I have a very simple C program where I am (out of my own curiosity) investigating which memory addresses are used to allocate local variables. My program is:

#include <stdio.h>

int main()
{
  char buffer_1[8], buffer_2[8], buffer_3[8];
  printf("address of buffer_1 %p\n", buffer_1);
  printf("address of buffer_2 %p\n", buffer_2);
  printf("address of buffer_3 %p\n", buffer_3);
  return 0;
}

output is as follows:

address of buffer_1 0x7fff5fbfec30
address of buffer_2 0x7fff5fbfec20
address of buffer_3 0x7fff5fbfec10

my question is: why do the address seem to be getting smaller? Is there some logic to this? thank you.

Answer 1

The compiler is allowed to do whatever it wants with your automatic variables. In this case it just looks like it's putting them consecutively on the stack. On most popular systems in use today, stacks grow downwards.

Answer 2

Most compilers allocate stack memory for local variables in one step, at the very beginning pf the function. The memory is allocated as a single continuous block. Under these circumstances, the compiler, obviously, is free to use absolutely any memory layout for local variables inside that block. If can put them there so that the addresses increase in the order of declaration. Or decrease. Or arranged randomly. It is an implementation detail. And there's not much logic behind it.

It is quite possible that in your case the compiler tried to "pretend" that the memory for the arrays was allocated in the stack sequentially and independently (even though that was not the case). If on your platform stack grows downwards (as it does on many platforms), then it is expected that object declared later will have smaller addresses.

But again, functions don't allocate local objects individually. And on top of that the language makes no guarantees about any relationships between local object addresses. So, there's no real reason to prefer one ordering over the other.

Answer 3

The output of your C program is platform-dependent, compiler-dependent. There cannot be just one perfect answer because the address arrangements vary based on: Whether the system is little or big endian. What kind of OS you are compiling on. What kind of memory architecture you are compiling for. What kind of compiler you are using(and compilers might have bugs too) Whether you are on 64-bit or 32-bit platform.
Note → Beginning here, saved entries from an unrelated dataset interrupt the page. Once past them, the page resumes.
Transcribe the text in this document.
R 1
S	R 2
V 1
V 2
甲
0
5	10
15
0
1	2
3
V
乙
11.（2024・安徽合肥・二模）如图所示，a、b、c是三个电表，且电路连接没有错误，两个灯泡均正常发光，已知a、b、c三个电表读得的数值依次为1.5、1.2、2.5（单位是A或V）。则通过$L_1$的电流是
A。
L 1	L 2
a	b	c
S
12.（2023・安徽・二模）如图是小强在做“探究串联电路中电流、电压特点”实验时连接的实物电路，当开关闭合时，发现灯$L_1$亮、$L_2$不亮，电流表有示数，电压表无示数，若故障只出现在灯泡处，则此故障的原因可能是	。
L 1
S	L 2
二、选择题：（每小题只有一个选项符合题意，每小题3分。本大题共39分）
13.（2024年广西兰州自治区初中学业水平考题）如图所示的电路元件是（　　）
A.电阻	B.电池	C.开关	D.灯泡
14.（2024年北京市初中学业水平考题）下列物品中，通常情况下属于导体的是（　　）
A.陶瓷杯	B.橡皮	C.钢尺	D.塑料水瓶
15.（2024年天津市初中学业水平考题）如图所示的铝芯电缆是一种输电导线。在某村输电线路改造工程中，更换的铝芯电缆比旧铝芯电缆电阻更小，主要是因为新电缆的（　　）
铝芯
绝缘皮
And so much more.

But most important of all, is the type of processor architecture. :)

Here is a list of stack growth strategies per processor:

x86,PDP11    Downwards
System z     In a linked list fashion, downwards, mostly.
ARM          Select-able and can grow in either up or downward.
Mostek6502   Downwards (but only 256 bytes).
SPARC        In a circular fashion with a sliding window, a limited depth stack. 
RCA1802A     Subject to SCRT(Standard Call and Return Technique) implementation.

But, in general, your compiler, at compile-time should map those addresses into the binary file generated. Then at the run-time, the binary file may occupy(or may pretend to occupy) a sequential set of memory addresses. And in your case the addresses printed by your C source, show that the stack is growing downward.

Answer 4

Basically compiler has responsibility to allocate memory to all the variables . Array gets address on stack. but it has nothing to do with the o/p you are getting. Basically The thing is compiler found the contiguous space(or chunk of memory) empty at that time and hence it allocated it to your program.